On Friday, the Islamic government of Sudan signed a permanent cease-fire with southern – and mostly Christian and animist – rebels. South African President Thabo Mbeki and Sudanese President Omar al-Bashir were on hand to witness the signing of the agreement. A final peace settlement will be signed in January.
Friday's signing of the last remaining aspects of a peace deal between the Sudanese government and southern rebels is the culmination of a series of previous agreements made during more than two years of negotiations. They include an agreement that the South will enjoy autonomy for six years, followed by a referendum on independence, and the unification of the military if the South decides not to secede. It also agree to share the country’s oil wealth evenly between the two sides. Sharia law will remain in the north. Two million are aid to have died in the 21-year-old conflict, and up to four million displaced.

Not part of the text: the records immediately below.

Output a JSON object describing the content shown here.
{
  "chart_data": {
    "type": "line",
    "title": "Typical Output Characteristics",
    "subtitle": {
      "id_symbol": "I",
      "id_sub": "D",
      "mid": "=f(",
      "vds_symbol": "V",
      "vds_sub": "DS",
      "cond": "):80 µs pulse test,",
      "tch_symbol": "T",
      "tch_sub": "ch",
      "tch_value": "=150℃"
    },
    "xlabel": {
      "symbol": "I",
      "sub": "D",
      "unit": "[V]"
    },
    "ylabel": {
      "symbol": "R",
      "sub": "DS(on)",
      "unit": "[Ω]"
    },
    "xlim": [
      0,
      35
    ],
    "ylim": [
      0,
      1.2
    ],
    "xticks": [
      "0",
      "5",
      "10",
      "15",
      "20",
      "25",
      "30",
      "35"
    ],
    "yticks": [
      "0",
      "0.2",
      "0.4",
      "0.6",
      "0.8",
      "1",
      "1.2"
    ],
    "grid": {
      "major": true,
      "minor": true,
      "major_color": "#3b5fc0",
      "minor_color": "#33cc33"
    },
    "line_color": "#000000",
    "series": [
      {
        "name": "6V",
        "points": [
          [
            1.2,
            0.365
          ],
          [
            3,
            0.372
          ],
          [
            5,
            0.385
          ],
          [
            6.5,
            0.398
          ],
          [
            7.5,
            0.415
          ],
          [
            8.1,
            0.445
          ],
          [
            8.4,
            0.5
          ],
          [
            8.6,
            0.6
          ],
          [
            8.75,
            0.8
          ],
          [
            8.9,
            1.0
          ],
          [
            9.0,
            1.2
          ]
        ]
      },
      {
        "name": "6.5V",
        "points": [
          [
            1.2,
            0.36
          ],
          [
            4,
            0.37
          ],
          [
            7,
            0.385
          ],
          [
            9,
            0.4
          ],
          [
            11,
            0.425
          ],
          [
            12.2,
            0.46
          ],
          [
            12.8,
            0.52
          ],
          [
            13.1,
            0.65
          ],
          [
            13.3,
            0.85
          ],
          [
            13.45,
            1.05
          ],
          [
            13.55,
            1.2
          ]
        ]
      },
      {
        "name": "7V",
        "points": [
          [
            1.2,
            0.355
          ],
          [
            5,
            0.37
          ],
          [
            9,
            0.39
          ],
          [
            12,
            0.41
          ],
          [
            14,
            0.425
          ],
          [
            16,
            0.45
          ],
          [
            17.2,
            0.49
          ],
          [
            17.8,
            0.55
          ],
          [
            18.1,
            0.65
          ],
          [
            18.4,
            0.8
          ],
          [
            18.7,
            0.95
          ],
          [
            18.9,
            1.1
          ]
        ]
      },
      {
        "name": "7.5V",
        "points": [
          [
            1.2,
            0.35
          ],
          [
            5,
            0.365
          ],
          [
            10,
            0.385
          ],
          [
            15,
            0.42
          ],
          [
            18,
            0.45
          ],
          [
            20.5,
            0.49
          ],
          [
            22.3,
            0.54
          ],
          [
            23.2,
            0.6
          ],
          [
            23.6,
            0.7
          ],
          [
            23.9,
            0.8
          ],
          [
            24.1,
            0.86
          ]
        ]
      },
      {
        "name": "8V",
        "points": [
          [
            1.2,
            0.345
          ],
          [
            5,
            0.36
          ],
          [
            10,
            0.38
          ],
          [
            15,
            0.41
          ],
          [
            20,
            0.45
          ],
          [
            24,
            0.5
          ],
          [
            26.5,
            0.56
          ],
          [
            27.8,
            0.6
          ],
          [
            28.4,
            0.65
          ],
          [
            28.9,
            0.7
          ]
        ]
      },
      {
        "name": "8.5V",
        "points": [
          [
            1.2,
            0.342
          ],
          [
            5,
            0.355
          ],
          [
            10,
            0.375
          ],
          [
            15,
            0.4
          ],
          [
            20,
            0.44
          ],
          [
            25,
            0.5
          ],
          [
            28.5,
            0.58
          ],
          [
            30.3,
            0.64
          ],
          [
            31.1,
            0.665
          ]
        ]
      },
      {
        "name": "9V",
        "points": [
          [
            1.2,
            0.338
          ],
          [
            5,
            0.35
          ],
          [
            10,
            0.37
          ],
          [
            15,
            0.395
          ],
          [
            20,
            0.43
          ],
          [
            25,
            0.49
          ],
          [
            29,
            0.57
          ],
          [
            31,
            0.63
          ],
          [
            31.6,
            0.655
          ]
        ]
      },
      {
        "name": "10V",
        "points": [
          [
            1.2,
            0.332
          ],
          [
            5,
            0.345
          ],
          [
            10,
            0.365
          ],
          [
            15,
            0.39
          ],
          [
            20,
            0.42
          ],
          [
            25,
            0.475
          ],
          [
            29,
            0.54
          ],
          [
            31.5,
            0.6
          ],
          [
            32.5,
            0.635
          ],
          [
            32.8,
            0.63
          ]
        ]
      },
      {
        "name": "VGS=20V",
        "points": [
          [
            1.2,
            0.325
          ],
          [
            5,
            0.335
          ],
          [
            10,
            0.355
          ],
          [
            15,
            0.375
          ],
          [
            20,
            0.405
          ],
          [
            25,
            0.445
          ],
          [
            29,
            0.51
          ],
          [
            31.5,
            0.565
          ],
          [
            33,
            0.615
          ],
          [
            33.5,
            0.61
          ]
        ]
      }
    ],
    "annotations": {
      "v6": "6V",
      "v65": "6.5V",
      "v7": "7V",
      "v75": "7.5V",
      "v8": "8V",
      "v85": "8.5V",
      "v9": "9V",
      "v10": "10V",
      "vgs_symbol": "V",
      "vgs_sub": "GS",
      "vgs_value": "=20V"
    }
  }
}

Iqbal Jhazbhay is a senior lecturer on Horn of Africa at the University of South Africa in Pretoria. He explained to English to Africa reporter that the South African government had also agreed to train SPLM officials how to set up and run their autonomous government. President Mbeki also discussed trade between South Africa and Sudan with his Sudanese counterparts during his appearance at the cease-fire signing ceremony on Friday. South African companies are competing to join a $21 million contract to improve Sudan’s railways. South Africa exports metals, vehicles and chemicals to Sudan – which exports in turn vegetables, animal fats, plastics and machinery.